When checking the logs, we see requests coming from their crawler. average between 20-60 every single minute.

questions -

1 wasn’t Cloudflare WAF and Security suppose to block it for flooding? otherwise, I can use such services to target other websites to create an overload and cause damage, so how come Cloudflare didn’t respond?.

2 what’s the best way to prevent such overload in the future? of course, to be careful with legitimate bots like Google.

We have the PRO plan, using also Rate Limiting (for wp-login and xmlprc).

Thanks!!

anyone please?

You could also set rate limiting on your news posts if they really are that performance demanding.

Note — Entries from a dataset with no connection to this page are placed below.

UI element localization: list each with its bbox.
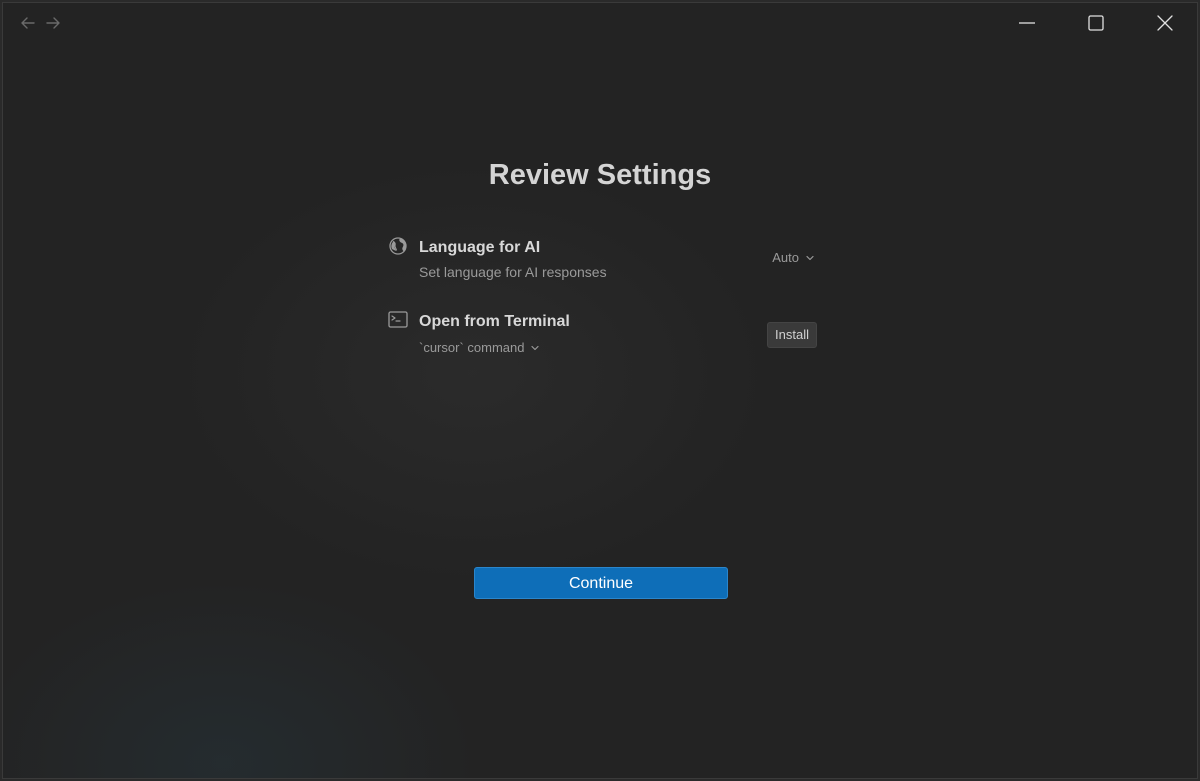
arrow-left-icon xyxy=(18,13,38,33)
setting-label: Language for AI xyxy=(419,239,541,256)
continue-button[interactable]: Continue xyxy=(474,567,728,599)
dropdown-value: `cursor` command xyxy=(419,340,525,355)
install-button[interactable]: Install xyxy=(767,322,817,348)
setting-label: Open from Terminal xyxy=(419,313,570,330)
close-icon xyxy=(1156,14,1174,32)
arrow-right-icon xyxy=(43,13,63,33)
language-dropdown[interactable]: Auto xyxy=(772,250,815,265)
globe-icon xyxy=(387,235,409,257)
back-button[interactable] xyxy=(18,13,38,33)
page-title: Review Settings xyxy=(488,159,712,191)
chevron-down-icon xyxy=(530,343,540,353)
terminal-command-dropdown[interactable]: `cursor` command xyxy=(419,340,540,355)
maximize-button[interactable] xyxy=(1062,3,1130,43)
maximize-icon xyxy=(1087,14,1105,32)
minimize-button[interactable] xyxy=(993,3,1061,43)
close-button[interactable] xyxy=(1131,3,1197,43)
setting-language-for-ai: Language for AI Set language for AI resp… xyxy=(387,235,817,287)
title-bar xyxy=(3,3,1197,43)
app-window: Review Settings Language for AI Set lang… xyxy=(2,2,1198,779)
forward-button[interactable] xyxy=(43,13,63,33)
setting-open-from-terminal: Open from Terminal `cursor` command Inst… xyxy=(387,309,817,361)
minimize-icon xyxy=(1018,14,1036,32)
setting-description: Set language for AI responses xyxy=(419,264,607,280)
terminal-icon xyxy=(387,309,409,331)
dropdown-value: Auto xyxy=(772,250,799,265)
chevron-down-icon xyxy=(805,253,815,263)
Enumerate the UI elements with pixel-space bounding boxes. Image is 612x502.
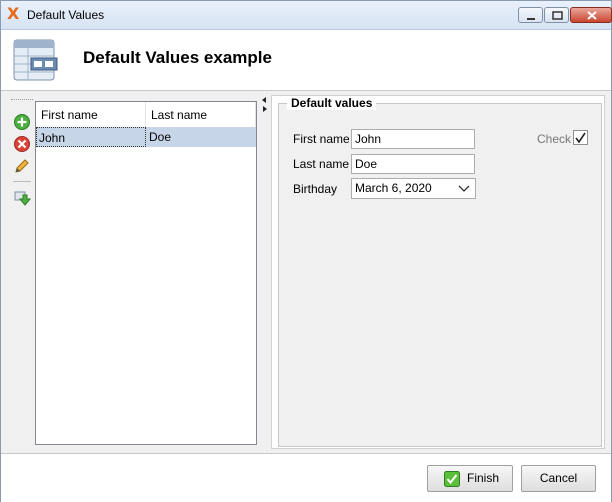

Sounds like you should also setup some server-side cache if you’re able to, getting your server overloaded with only 1-2 requests per seconds makes it sound like there’s room for quite a lot of improvement on your origin server.

1 Like

thanks for the reply. Using Cloudways Google Cloud. will check.
how can you rate limit news only? the URL structure is this domian.com/post-title for all website.
Rate Limiting sounds like a proper solution, however, I’m scared to block by mistake Google bots and/or any other legitimate bots

hello ? anyone can help with this?
maybe help set a rule for Rate Limit that wont block any legitimate bot (such as Google)?

You’re talking about a hit rate of one per 1-3 seconds. That’s truly a crawl, as a regular visitor will hit a page and initiate upwards of 100 hits in a second or two for all the CSS, JS, and Images. For a single visitor.

@arunesh90 already outlined the core issue. Your server can’t keep up with a below-average load.

To answer your first question, there is nothing in that crawl that would trigger WAF or Security. It was the equivalent of someone with a short attention span looking at a bunch of your site’s pages.

1 Like

thanks for the answer, but looking at the logs, there are 30 requests (most of them 404) in 5 seconds.
this is for sure an unusual behaviour.
I believe running few bots like this can cause damange to strong server (like we have)
and it’s for sure something we should block. can you please suggest what’s the best way? considering there are “good” bots (I dont see Google bot sending 30 requests in 5 seconds by the way)

thanks again

Not really.

So we know Rate Limiting won’t work because the crawler is not exceeding normal traffic rates. I just tried a Rate Limit of 100/minute and got locked out of my test site on the the third page I visited. That third page didn’t finish loading because it crossed the 100 resource threshold.

You can try Bot Fight Mode in Firewall -> Settings. That might slow down unwanted bots. You can also try Firewall Rules with a Challenge Rule for a low threshold Threat Score. You’ll have to determine that threshold through trial and error.

But as you stated, you initiated a valid series of requests to your own site and overloaded your own server.

thanks for your answer.
I just turned on the Bot Fighting Mode, didn’t know about it.

About the Firewall Rules, what number will be considered “low threshhold” score? also, will it challenge bots only, or also humans?